Much like the smell of cheese might waft through a maze to entice a rat to find the finish line, the amoebas solve their maze by following a chemical signal. The amoebas sought after an acid called adenosine monophosphate that flooded the maze’s end.
First, the researchers created computer simulations that modeled their microscopic mazes. The paths full of the amoeba-attracting acid are colored purple, and the amoebas appear as blue ovals. The simulations showed how amoebas sponge up the purple acid and then follow whatever path still has acid flowing toward them.
Then, the team created over 100 miniature mazes etched in silicon so that real-life amoebas could swim through them. Using a microfluidics device, the team flooded the mazes with acid from the finish line. When amoebas entered each maze, their activity looked almost exactly like the computer model predicted.
“As cells approach a junction leading to a dead end and a non-dead end, they slurp up all the chemoattractant from both sides, but only the good side gets replenished,” Insall tells New Scientist.
Amoebas travel from areas with little acid to areas with more acid, moving by reaching out portions of their cell and dragging their single-celled bodies forward. Amoebas can detect the presence of the acid in the water around them, which allows them to “see around corners” of the maze and scoot right past dead ends, Insall tells Live Science.
Short, dead-end paths ran out of acid as the amoebas approached, so amoebas didn’t usually get lost down them. But longer dead-end branches with deep stores of extra acid looked very similar to the true path, so amoebas only picked the right path about half of the time, per Live Science.

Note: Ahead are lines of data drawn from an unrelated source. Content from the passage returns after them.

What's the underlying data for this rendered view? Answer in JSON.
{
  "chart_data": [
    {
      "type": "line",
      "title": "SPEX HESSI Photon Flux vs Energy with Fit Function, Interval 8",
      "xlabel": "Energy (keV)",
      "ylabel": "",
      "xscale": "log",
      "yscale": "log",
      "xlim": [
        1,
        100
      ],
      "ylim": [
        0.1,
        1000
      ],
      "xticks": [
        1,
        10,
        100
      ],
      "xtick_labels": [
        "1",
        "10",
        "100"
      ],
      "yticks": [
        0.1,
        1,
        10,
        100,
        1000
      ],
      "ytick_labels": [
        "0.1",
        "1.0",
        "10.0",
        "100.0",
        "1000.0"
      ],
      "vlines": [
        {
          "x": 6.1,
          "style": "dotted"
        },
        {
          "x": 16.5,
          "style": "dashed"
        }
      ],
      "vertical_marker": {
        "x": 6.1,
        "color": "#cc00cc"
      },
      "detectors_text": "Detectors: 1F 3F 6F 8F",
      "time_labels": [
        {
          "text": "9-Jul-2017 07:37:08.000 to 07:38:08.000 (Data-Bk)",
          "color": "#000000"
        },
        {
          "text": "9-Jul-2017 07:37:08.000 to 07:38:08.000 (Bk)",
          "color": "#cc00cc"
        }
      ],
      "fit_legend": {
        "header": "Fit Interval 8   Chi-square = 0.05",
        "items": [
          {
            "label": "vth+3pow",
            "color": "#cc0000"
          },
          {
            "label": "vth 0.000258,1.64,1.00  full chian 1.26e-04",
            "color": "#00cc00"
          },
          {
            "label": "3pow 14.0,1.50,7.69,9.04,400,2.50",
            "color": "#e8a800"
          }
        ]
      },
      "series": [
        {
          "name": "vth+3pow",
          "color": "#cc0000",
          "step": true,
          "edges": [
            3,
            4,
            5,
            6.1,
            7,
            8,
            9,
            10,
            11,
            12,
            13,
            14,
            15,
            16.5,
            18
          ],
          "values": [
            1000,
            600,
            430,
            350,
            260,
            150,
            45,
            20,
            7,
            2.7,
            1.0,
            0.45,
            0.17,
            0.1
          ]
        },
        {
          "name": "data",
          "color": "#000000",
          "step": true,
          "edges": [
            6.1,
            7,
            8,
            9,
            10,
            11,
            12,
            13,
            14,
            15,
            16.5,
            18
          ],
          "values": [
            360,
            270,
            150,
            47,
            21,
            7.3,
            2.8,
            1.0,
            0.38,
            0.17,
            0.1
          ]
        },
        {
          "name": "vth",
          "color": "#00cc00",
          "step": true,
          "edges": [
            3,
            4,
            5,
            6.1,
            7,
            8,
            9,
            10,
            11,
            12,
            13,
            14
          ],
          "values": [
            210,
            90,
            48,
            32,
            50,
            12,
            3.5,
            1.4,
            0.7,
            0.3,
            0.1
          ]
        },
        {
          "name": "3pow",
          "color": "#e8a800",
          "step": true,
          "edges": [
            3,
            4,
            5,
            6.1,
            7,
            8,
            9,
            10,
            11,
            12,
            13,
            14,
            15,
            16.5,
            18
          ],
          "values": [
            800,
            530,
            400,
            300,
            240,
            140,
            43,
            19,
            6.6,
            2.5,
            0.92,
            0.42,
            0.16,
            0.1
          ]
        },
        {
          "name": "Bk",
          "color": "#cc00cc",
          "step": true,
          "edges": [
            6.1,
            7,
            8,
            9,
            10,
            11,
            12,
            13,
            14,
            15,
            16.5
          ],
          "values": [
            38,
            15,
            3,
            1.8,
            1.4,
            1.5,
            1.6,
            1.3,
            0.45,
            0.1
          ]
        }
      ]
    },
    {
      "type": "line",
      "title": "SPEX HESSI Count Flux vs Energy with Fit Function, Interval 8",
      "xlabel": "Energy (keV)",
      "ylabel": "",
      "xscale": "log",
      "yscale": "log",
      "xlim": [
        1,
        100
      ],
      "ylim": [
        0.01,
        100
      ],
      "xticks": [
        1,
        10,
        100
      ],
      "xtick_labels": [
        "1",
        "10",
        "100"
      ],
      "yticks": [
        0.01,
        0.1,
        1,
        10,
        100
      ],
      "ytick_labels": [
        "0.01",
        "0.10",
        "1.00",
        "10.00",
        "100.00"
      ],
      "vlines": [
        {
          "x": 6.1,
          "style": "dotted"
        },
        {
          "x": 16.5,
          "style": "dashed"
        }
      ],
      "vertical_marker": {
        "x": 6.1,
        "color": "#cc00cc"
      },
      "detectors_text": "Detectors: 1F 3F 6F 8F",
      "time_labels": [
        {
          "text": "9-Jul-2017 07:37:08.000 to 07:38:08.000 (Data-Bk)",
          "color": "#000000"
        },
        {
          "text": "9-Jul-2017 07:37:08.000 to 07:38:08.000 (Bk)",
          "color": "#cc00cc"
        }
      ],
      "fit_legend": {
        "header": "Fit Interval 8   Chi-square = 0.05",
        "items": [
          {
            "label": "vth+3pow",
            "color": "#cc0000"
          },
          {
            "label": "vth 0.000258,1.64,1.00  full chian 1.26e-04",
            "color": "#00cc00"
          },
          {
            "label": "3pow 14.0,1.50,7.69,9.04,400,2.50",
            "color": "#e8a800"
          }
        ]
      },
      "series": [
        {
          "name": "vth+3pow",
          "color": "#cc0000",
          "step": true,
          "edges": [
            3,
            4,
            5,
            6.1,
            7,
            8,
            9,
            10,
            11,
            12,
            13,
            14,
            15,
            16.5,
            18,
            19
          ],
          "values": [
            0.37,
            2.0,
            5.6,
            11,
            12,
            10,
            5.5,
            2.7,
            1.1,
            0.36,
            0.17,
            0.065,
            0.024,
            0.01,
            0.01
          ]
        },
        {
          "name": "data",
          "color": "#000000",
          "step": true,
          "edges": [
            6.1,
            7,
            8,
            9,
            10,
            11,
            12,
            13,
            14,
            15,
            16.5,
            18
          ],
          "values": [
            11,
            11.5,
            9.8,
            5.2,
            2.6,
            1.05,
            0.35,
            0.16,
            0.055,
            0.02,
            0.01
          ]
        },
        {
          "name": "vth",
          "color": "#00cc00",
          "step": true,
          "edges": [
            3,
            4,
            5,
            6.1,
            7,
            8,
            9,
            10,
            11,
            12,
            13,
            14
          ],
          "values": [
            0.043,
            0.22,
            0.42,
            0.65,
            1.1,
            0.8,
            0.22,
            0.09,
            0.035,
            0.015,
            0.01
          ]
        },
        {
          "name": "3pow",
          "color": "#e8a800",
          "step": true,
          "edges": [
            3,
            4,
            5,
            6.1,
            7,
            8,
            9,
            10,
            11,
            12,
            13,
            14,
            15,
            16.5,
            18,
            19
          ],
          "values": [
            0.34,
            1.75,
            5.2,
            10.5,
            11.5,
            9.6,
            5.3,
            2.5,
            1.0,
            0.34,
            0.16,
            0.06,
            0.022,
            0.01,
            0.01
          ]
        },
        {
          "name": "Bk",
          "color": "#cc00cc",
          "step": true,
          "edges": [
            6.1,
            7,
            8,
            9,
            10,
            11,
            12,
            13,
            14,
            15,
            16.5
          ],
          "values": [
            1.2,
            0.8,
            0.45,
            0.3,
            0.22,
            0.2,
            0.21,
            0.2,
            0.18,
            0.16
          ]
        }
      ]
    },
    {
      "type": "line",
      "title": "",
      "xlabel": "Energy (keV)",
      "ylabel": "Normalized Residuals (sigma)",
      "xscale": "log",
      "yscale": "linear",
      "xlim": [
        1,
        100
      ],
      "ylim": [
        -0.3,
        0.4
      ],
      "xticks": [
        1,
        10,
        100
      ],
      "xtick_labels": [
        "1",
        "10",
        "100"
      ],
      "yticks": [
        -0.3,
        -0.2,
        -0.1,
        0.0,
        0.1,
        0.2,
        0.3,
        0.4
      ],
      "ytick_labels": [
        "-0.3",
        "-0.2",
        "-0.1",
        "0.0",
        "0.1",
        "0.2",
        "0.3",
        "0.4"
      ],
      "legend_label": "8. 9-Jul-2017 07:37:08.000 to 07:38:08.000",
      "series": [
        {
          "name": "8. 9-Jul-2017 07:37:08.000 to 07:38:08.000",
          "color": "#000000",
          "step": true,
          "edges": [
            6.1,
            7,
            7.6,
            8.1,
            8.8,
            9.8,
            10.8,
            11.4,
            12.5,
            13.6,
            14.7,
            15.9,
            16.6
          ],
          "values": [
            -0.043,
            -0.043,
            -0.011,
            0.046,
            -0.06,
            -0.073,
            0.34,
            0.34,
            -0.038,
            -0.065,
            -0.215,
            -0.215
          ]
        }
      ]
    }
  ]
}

"It's sort of like the old saying, 'the grass is always greener on the other side of the fence,'" Insall tells Live Science. "The cows have eaten all of the grass where they are, and they want to get into the surrounding field where the grass is still growing."

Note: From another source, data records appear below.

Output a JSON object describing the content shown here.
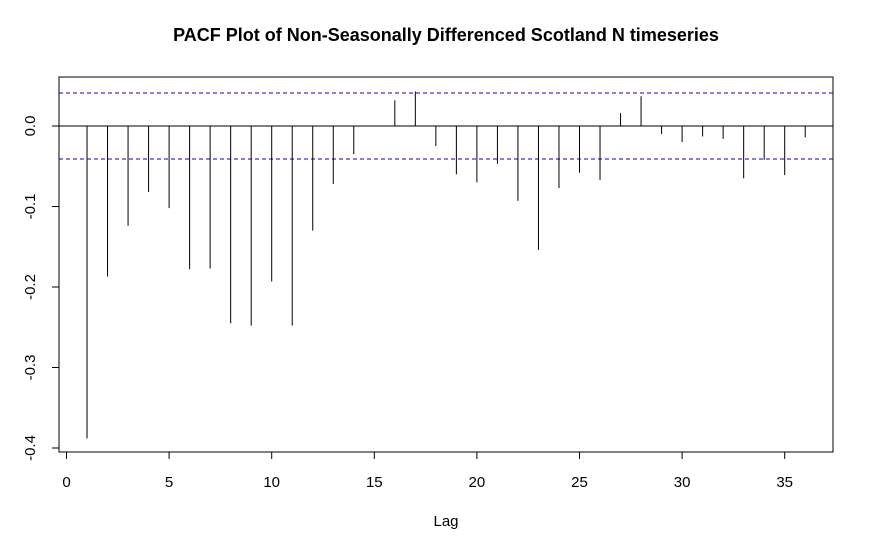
{
  "chart_data": {
    "type": "bar",
    "title": "PACF Plot of Non-Seasonally Differenced Scotland N timeseries",
    "xlabel": "Lag",
    "ylabel": "",
    "xlim": [
      0,
      37
    ],
    "ylim": [
      -0.4,
      0.05
    ],
    "x_ticks": [
      0,
      5,
      10,
      15,
      20,
      25,
      30,
      35
    ],
    "y_ticks": [
      0.0,
      -0.1,
      -0.2,
      -0.3,
      -0.4
    ],
    "y_tick_labels": [
      "0.0",
      "-0.1",
      "-0.2",
      "-0.3",
      "-0.4"
    ],
    "confidence_bound": 0.041,
    "bound_color": "#0000cd",
    "series": [
      {
        "x": [
          1,
          2,
          3,
          4,
          5,
          6,
          7,
          8,
          9,
          10,
          11,
          12,
          13,
          14,
          15,
          16,
          17,
          18,
          19,
          20,
          21,
          22,
          23,
          24,
          25,
          26,
          27,
          28,
          29,
          30,
          31,
          32,
          33,
          34,
          35,
          36
        ],
        "values": [
          -0.388,
          -0.187,
          -0.124,
          -0.082,
          -0.102,
          -0.178,
          -0.177,
          -0.245,
          -0.248,
          -0.193,
          -0.248,
          -0.13,
          -0.072,
          -0.035,
          0.0,
          0.032,
          0.043,
          -0.025,
          -0.06,
          -0.07,
          -0.047,
          -0.093,
          -0.154,
          -0.077,
          -0.058,
          -0.067,
          0.016,
          0.037,
          -0.01,
          -0.02,
          -0.013,
          -0.016,
          -0.065,
          -0.042,
          -0.061,
          -0.014
        ]
      }
    ]
  }
}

But there was an inescapable limit on the real cells’ ability to get through a maze. The researchers also tested a mouse pancreatic cancer cell’s ability to traverse mazes, but the cancer cell moves much slower than an amoeba.
That meant that an amoeba could make it through the Hampton Court maze, but the cancer cells died before reaching the end, Lucy Hicks reports for Science magazine. Similarly, even amoebas couldn’t escape a model of Scotland’s largest maze, the Traquair House maze, before meeting their makers, Insall tells Live Science.
The research demonstrates how many kinds of cells might navigate a complicated environment. For example, immune cells need to race through the bloodstream to reach the site of a wound or infection, Insall tells New Scientist.
"The amount of information cells can read by breaking chemicals down is much more sophisticated than anyone thought," Insall tells Live Science. "That makes us think that most biological problems, where cells have to find their way from one place to another, almost certainly use a mechanism like this."